Kemalettin Tuğcu Nesli – Acı var mı acı?

Kırklı yaşlarda olup da bir tane olsun Kemalettin Tuğcu kitabı okumamış olanımız var mıdır acaba aramızda bilmiyorum. Bir kuşak, Kemalettin Tuğcu isimli değirmencinin acılar değirmeninde öğütülerek büyüdük bu ülkede. O Kemalettin Tuğcu ki, çocuk dimağlarımıza tıpkı kitaplarındaki gibi ham bir iyi niyetle Aristo Mantığı’nı kazıyan, yaşamı bizler için siyah ve beyazdan ibaret kılan, tüm ara renklerimizi ve nüanslarımızı çalan adamdır.

İnsanlar ikiye ayrılır Kemalettin Tuğcu dünyasında: Çok iyiler ve çok kötüler! Arası yoktur. Sonracııımaaa, bütün iyiler yoksuldur, bütün yoksullar iyi… Ve tabii ki, bütün zenginler kötüdür, bütün kötüler de zengin…

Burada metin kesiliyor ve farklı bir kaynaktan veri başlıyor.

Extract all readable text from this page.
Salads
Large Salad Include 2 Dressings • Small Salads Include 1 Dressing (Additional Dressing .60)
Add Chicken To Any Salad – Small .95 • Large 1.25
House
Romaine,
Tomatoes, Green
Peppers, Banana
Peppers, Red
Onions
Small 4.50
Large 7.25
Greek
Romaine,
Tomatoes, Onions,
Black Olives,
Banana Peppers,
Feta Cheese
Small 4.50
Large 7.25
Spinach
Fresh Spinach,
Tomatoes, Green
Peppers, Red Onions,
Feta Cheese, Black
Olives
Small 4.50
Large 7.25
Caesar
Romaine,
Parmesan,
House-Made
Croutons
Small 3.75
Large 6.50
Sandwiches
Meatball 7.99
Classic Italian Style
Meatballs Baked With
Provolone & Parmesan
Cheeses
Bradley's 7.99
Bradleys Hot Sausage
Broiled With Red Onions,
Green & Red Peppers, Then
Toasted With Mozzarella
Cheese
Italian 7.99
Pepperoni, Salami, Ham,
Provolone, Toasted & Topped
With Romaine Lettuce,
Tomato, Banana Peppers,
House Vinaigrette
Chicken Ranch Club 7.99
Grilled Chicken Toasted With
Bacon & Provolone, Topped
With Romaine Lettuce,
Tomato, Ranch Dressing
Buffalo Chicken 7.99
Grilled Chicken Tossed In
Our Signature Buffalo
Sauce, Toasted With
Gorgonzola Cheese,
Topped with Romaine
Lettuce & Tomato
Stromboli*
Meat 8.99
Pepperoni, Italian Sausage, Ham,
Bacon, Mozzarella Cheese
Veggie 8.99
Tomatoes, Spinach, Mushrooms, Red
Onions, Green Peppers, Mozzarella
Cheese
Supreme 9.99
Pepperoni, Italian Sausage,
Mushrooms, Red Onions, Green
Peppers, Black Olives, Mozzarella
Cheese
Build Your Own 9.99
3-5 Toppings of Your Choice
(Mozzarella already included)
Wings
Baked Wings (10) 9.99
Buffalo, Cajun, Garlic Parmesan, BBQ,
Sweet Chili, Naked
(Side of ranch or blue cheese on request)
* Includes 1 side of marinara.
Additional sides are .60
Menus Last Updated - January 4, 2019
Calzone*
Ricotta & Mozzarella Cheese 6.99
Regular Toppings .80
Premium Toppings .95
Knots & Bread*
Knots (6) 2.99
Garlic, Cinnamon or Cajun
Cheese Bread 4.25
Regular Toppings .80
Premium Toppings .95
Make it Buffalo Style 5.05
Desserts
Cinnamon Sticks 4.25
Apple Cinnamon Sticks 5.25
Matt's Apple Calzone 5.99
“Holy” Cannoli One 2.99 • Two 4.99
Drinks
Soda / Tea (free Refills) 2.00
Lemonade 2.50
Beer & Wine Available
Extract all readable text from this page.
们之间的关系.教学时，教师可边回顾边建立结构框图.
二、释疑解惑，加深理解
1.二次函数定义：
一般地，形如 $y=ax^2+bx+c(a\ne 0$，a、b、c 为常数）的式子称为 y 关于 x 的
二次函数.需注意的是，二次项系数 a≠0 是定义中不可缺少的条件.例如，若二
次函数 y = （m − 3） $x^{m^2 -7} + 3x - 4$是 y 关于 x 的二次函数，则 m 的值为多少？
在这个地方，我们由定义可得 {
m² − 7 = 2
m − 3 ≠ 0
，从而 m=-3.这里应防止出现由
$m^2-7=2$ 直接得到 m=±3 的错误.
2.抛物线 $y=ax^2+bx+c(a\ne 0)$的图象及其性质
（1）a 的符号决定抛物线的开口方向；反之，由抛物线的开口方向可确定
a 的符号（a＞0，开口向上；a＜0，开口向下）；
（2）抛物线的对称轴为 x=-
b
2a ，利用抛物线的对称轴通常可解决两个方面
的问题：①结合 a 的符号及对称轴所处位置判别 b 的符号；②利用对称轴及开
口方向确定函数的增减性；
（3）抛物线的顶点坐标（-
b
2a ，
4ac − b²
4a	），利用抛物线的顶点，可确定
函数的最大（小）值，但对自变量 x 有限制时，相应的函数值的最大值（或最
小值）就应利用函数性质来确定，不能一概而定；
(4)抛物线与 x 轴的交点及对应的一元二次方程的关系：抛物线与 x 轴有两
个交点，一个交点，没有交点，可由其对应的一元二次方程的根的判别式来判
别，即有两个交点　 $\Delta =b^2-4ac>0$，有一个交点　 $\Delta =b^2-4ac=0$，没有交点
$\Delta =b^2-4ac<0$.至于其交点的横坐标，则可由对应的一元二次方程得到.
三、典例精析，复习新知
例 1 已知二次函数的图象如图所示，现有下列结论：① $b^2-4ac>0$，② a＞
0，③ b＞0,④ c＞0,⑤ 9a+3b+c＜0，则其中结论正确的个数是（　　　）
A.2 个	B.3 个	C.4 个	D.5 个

İyilik, akıldan ve sezgiden yoksun körü körüne bir adanmışlıktan, ölümüne bir kendini feda edişten ve akıllara ziyan bir gururdan geçer. Genellikle aslında zenginken kötü adamlar tarafından yoksul düşürülmüş, ya da yoksul ama gururlu insancıklar, düştükleri batağın içinde mağrur ve vakur kıvranır dururlar; taa ki kaderlerini eline terk ettikleri ilahî adalet tecelli edene kadar…

Tahmin edeceğiniz gibi, bu satırların yazarı da bir dönem Kemalettin Amca’sının tezgâğından geçmiştir.

Efenim, hem çocuğum, hem ineğim hem Kemalettin Tuğcu fanı… Derste sıramın gözünde onu okuyor, teneffüslerimi ona adıyor, günde bir kitabını hatmediyorum; hem de tekrar tekrar… ezberlercesine…

Hiç unutmuyorum, sanırsam ki ilkokul 4’te filanım, sınıf kudurmuş teneffüste, bense satırlar arasında Hırsızın Oğlu’yla bir mahur beste… Öğretmenimiz burnundan soluyarak geliyor, çıkarıyor tahta cetvelini, sıra dayağına çekecek hepimizi. Hani beş parmağınızı birleştirir uzatırsınız da cetvelin yanı tırnaklarınıza iner ya sanki ciğerinize iniyormuş gibi, hah ondan edecek biz veletlere işte… Netekim cetvel tek tek kuduruk arkadaşlarımın ellerine iniyor kalkıyor vee benim Hırsızın Oğlu sevgilimden daha gururlu bir şekilde uzanmış, vakarla kaderini bekleyen elimi es geçerek yanımdaki arkadaşımın parmaklarına iniyor!..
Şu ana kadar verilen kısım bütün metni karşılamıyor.